Like nearly every Farrelly brothers movie that has come before it, "Fever Pitch" is made with so much genuine affection, and such obvious good intentions, that it seems churlish to treat it too harshly -- the picture is reasonably entertaining and shows glimmers of the Farrellys' characteristic offhanded sweetness. Yet my disappointment in it makes me feel I've been banished from Eden. "Fever Pitch" lacks that Farrelly spark, that warm, crazy glint that made movies like "Stuck on You" and the unfairly maligned "Shallow Hal" glisten, even through their flaws. That may be partly because the Farrellys didn't write "Fever Pitch": The script, inspired by Nick Hornby's 1992 memoir, is by Lowell Ganz and Babaloo Mandel, who specialize in sleek products like "Splash," "A League of Their Own" and "City Slickers." "Fever Pitch" may at times look and feel like a Farrelly brothers movie. But get too close and you see all the ways in which it just doesn't move as it should. It's an impostor in the correct uniform.
Fallon plays Ben, a 10th-grade math teacher whose shirttails are always dangling beguilingly over the waistband of his ill-fitting corduroys -- in other words, he's the kind of shy, smart, schlumpy charmer that, in the movie universe at least, women need to be convinced to look twice at, even though underneath it all he's supposedly the best kind of catch a woman could hope for. Luckily, successful, adorable career-gal Lindsey (Barrymore) does look twice, even though at first she's convinced Ben isn't her type. But their relationship gels immediately: On the night of what's supposed to be their first date, Ben tends to Lindsey (and cleans up) when a nasty stomach bug lays her low. Her dog adores him. The three of them have picnics in the park, during which Ben lists the things he loves about her -- you know, those inventories of stray freckles and unconscious instances of nose-crinkling that movie characters so often feel compelled to make.

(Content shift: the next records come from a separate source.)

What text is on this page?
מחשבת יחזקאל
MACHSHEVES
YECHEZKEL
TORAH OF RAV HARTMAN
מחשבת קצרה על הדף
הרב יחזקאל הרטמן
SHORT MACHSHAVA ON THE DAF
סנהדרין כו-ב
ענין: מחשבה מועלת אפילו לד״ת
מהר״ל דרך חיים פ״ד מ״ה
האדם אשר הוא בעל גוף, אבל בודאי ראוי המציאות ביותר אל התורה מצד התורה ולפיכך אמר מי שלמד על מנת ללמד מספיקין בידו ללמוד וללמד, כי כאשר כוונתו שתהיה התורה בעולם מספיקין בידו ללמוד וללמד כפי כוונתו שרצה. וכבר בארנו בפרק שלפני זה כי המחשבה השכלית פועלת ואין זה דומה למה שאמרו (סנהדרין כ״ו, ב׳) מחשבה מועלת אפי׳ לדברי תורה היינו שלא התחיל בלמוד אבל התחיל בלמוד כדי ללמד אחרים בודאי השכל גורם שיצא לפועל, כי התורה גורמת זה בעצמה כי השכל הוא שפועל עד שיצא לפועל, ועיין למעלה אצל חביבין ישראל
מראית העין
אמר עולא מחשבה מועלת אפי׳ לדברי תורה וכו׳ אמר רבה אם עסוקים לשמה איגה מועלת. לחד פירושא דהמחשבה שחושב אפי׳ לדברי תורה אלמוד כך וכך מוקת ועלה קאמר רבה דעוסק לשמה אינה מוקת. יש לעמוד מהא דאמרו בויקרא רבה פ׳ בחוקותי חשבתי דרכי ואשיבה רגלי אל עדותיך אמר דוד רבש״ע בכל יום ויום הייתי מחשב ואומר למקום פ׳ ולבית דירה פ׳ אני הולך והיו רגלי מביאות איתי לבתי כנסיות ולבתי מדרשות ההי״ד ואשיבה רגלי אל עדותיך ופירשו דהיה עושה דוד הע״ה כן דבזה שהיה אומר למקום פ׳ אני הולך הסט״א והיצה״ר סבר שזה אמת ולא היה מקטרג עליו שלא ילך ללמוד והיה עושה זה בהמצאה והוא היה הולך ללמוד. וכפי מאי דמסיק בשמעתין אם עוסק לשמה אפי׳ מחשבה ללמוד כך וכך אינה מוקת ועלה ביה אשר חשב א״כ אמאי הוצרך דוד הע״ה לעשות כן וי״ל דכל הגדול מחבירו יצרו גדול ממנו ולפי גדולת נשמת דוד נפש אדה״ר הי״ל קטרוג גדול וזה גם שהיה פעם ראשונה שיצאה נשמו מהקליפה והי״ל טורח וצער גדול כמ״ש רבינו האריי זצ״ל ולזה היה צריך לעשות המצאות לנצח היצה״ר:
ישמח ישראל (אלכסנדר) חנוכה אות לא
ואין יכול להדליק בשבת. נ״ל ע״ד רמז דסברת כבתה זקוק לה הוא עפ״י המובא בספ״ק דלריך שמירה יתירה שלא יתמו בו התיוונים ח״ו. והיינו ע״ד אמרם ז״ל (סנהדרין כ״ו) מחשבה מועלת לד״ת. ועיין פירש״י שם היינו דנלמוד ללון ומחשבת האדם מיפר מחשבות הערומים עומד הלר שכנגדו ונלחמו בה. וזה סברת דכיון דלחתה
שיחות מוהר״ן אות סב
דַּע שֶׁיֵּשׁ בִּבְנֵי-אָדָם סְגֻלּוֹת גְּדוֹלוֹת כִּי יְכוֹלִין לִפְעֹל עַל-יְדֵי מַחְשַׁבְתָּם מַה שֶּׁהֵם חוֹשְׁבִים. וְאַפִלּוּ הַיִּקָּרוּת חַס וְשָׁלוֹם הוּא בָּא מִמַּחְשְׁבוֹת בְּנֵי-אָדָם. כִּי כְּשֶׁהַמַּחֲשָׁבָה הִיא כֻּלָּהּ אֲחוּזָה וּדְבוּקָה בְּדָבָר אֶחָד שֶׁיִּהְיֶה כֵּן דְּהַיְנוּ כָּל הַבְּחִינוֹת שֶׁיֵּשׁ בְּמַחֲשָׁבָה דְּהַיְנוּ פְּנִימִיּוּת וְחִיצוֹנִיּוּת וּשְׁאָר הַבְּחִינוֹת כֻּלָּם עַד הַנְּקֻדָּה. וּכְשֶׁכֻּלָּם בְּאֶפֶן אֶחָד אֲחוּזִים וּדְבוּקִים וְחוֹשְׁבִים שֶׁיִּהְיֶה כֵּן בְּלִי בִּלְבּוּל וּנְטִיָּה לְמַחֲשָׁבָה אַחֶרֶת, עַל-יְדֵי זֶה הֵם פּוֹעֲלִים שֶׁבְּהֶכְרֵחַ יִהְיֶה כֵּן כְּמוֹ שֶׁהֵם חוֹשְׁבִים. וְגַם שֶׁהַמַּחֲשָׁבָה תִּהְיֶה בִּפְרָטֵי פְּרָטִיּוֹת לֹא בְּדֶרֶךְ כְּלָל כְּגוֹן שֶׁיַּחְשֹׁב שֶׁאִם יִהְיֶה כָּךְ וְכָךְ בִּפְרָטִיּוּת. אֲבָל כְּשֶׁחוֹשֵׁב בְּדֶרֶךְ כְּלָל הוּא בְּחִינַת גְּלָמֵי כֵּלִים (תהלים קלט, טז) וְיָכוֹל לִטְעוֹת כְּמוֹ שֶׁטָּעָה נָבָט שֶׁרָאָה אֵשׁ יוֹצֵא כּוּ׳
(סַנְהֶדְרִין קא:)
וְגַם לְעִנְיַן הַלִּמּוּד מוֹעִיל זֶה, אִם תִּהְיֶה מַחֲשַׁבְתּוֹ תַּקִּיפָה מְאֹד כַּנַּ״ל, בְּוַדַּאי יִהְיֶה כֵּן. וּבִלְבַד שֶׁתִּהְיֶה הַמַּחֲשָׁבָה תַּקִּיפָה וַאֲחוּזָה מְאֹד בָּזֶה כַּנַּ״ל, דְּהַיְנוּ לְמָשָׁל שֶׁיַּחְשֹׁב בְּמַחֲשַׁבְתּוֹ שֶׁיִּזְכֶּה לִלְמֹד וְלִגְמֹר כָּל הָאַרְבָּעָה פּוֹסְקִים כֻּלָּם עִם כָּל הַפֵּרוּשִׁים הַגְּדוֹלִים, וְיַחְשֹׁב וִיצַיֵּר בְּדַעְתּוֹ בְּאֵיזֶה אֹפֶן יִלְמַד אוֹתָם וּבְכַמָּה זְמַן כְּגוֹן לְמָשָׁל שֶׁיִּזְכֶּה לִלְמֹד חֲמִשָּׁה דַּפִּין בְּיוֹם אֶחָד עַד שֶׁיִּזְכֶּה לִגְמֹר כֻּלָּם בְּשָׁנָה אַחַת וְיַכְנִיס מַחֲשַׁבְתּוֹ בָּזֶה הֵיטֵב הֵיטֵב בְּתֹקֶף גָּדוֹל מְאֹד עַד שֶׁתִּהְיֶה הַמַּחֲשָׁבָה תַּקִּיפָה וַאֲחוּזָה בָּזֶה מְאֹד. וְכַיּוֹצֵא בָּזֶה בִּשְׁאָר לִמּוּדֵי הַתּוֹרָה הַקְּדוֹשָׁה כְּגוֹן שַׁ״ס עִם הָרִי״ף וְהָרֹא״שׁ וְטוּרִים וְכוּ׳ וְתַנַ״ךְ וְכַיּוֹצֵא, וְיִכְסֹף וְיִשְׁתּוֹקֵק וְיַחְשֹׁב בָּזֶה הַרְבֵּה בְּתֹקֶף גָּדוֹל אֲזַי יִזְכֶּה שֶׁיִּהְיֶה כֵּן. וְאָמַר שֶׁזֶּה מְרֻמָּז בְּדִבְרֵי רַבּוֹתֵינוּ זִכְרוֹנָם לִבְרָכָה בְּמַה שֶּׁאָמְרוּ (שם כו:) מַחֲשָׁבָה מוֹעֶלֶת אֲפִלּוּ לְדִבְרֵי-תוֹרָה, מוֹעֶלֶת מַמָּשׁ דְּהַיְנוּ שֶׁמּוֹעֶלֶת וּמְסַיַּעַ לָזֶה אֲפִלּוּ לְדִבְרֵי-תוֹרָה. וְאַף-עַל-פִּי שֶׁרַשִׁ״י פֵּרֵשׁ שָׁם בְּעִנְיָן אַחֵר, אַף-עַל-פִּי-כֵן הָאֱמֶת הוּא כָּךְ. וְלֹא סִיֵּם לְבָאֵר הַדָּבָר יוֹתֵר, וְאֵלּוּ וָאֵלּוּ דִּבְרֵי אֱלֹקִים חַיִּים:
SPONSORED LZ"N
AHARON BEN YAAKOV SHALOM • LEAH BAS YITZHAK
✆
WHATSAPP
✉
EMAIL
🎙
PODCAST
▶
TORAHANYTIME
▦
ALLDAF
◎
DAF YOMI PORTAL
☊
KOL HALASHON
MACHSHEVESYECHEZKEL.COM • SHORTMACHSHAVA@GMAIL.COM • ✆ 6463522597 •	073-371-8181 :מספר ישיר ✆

But that's during the winter. What Lindsey doesn't know is that once baseball season starts, Ben belongs to the Red Sox. He has season tickets, and the seats are amazing: He inherited them from his uncle (played in an all-too-brief cameo by Boston comic Lenny Clark), who ignited Ben's adoration of the game when he was just a lonely, awkward kid. His friends (among them the always likable Willie Garson, from "Sex and the City") clamor for the opportunity to be his guest at select games.
"Fever Pitch"
Directed by Bobby Farrelly and Peter Farrelly
Starring Drew Barrymore, Jimmy Fallon
Lindsey, at first, is happy enough to tag along with him, despite the fact that the "regulars" in the nearby seats clearly distrust her for not liking the game enough (or maybe for just not being working-class enough -- a bit of reverse classism that you wouldn't expect from the Farrellys, who are among the few filmmakers I can think of who actually get class). But before long, Lindsey realizes that the Red Sox schedule rules Ben's life. No family event is ever more important. He owns almost no grown-up clothes, other than sneakers and T-shirts. Tensions arise. She loves him, but what should she do?